Le taux de violence entre partenaires intimes déclaré par la police dans les communautés autochtones étudiées était 10 fois plus élevé que celui des communautés non autochtones.

Un policier en uniforme.

Les communautés majoritairement autochtones visées par l’étude représentent 21% des populations autochtones au Canada.

Photo : Radio-Canada / Guy LeBlanc

Dans une étude publiée mercredi, Statistique Canada révèle que les taux de crimes déclarés par les corps policiers œuvrant dans des communautés majoritairement autochtones sont six fois plus élevés que les taux de crimes enregistrés dans des communautés majoritairement non autochtones.

L’agence fédérale en arrive à cette conclusion après avoir analysé des données de 2018 fournies dans le cadre du Programme de déclaration uniforme de la criminalité par 182 autorités policières du pays qui ont été désignées comme au service de communautés majoritairement autochtones.

Elle précise toutefois que les communautés majoritairement autochtones visées par l’étude représentent 21 % des populations autochtones au Canada et qu’il s’agit de collectivités rurales, petites et souvent éloignées.

Les taux de criminalité plus élevés déclarés par les services de police desservant les collectivités autochtones visées par l'étude peuvent être principalement attribuables à des niveaux plus élevés de méfaits, de voies de fait simples et d'infractions liées au fait de troubler la paix.

Satistique Canada

Cependant, le rapport avance également que la déclaration de ces méfaits peut être influencée par les différences dans les pratiques policières en ce qui concerne, par exemple, le recours aux infractions provinciales et aux règlements municipaux pour ces types de comportements.

Violence familiale et conjugale

L’étude remarque également qu’environ la moitié des crimes violents signalés dans ces communautés avaient été commis par un membre de la famille ou un partenaire intime.

Le taux de violences entre partenaires intimes déclarées par les services de police dans les communautés étudiées était 10 fois plus élevé que celui des communautés non autochtones, peut-on y lire.

Des crimes présumés commis par des personnes plus âgées

Statistique Canada souligne que les auteurs présumés de crimes sont souvent plus âgés dans les communautés majoritairement autochtones que non autochtones, selon les données colligées.

« Dans les collectivités non autochtones, les taux les plus élevés d'auteurs présumés de crimes ont été observés chez les jeunes et les jeunes adultes.
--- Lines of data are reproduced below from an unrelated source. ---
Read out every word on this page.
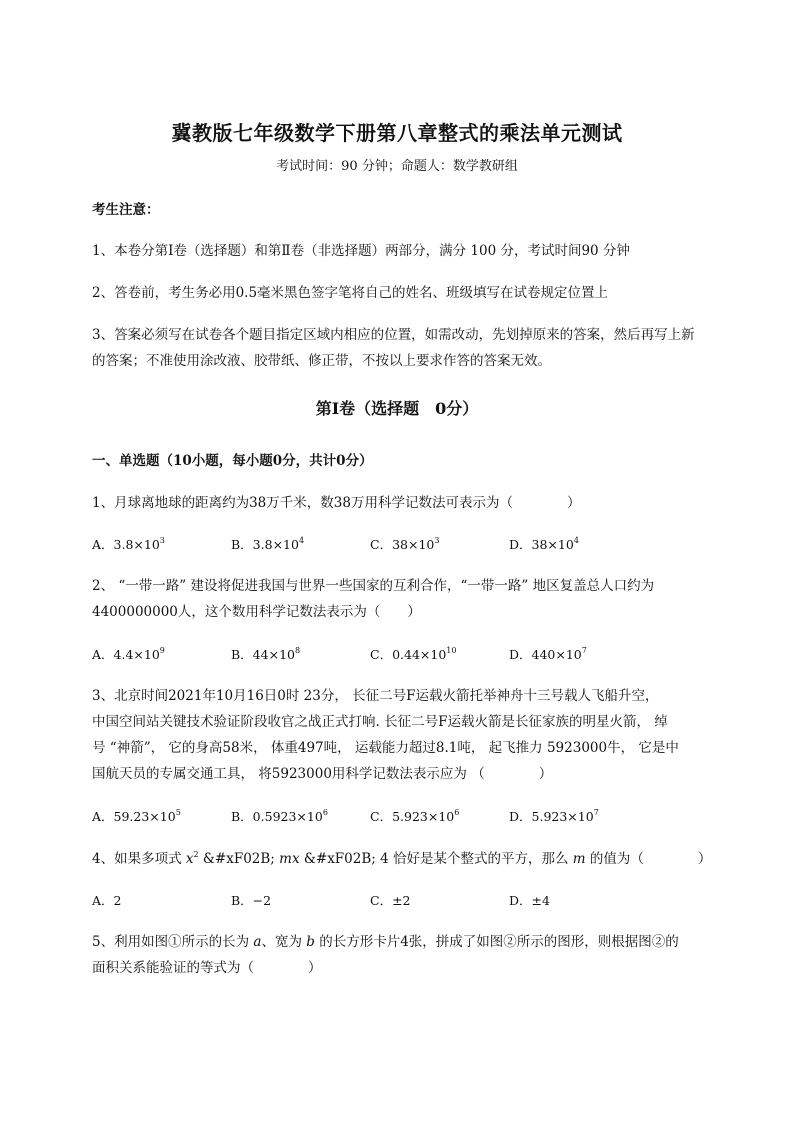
冀教版七年级数学下册第八章整式的乘法单元测试
考试时间：90 分钟；命题人：数学教研组
考生注意：
1、本卷分第Ⅰ卷（选择题）和第Ⅱ卷（非选择题）两部分，满分 100 分，考试时间90 分钟
2、答卷前，考生务必用0.5毫米黑色签字笔将自己的姓名、班级填写在试卷规定位置上
3、答案必须写在试卷各个题目指定区域内相应的位置，如需改动，先划掉原来的答案，然后再写上新
的答案；不准使用涂改液、胶带纸、修正带，不按以上要求作答的答案无效。
第Ⅰ卷（选择题　0分）
一、单选题（10小题，每小题0分，共计0分）
1、月球离地球的距离约为38万千米，数38万用科学记数法可表示为（　　　　）
A．$3.8\times 10^3$	B．$3.8\times 10^4$	C．$38\times 10^3$	D．$38\times 10^4$
2、 “一带一路” 建设将促进我国与世界一些国家的互利合作，“一带一路” 地区复盖总人口约为
4400000000人，这个数用科学记数法表示为（　　）
A．$4.4\times 10^9$	B．$44\times 10^8$	C．$0.44\times 10^{10}$	D．$440\times 10^7$
3、北京时间2021年10月16日0时 23分， 长征二号F运载火箭托举神舟十三号载人飞船升空，
中国空间站关键技术验证阶段收官之战正式打响. 长征二号F运载火箭是长征家族的明星火箭， 绰
号 “神箭”， 它的身高58米， 体重497吨， 运载能力超过8.1吨， 起飞推力 5923000牛， 它是中
国航天员的专属交通工具， 将5923000用科学记数法表示应为 （　　　　）
A．$59.23\times 10^5$	B．$0.5923\times 10^6$	C．$5.923\times 10^6$	D．$5.923\times 10^7$
4、如果多项式 $x^2$ &#xF02B; mx &#xF02B; 4 恰好是某个整式的平方，那么 m 的值为（　　　　）
A．2	B．−2	C．±2	D．±4
5、利用如图①所示的长为 a、宽为 b 的长方形卡片4张，拼成了如图②所示的图形，则根据图②的
面积关系能验证的等式为（　　　　）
En revanche, les taux d'auteurs présumés de crimes dans les collectivités autochtones visées par l'étude étaient généralement plus élevés chez les adultes que chez les jeunes, et étaient particulièrement élevés chez les adultes plus âgés », est-il indiqué.

L’agence fait valoir que les facteurs de risque chez les Autochtones plus âgés sont plus élevés en raison, entre autres, des traumatismes subis durant l’enfance et de l'impact des pensionnats autochtones.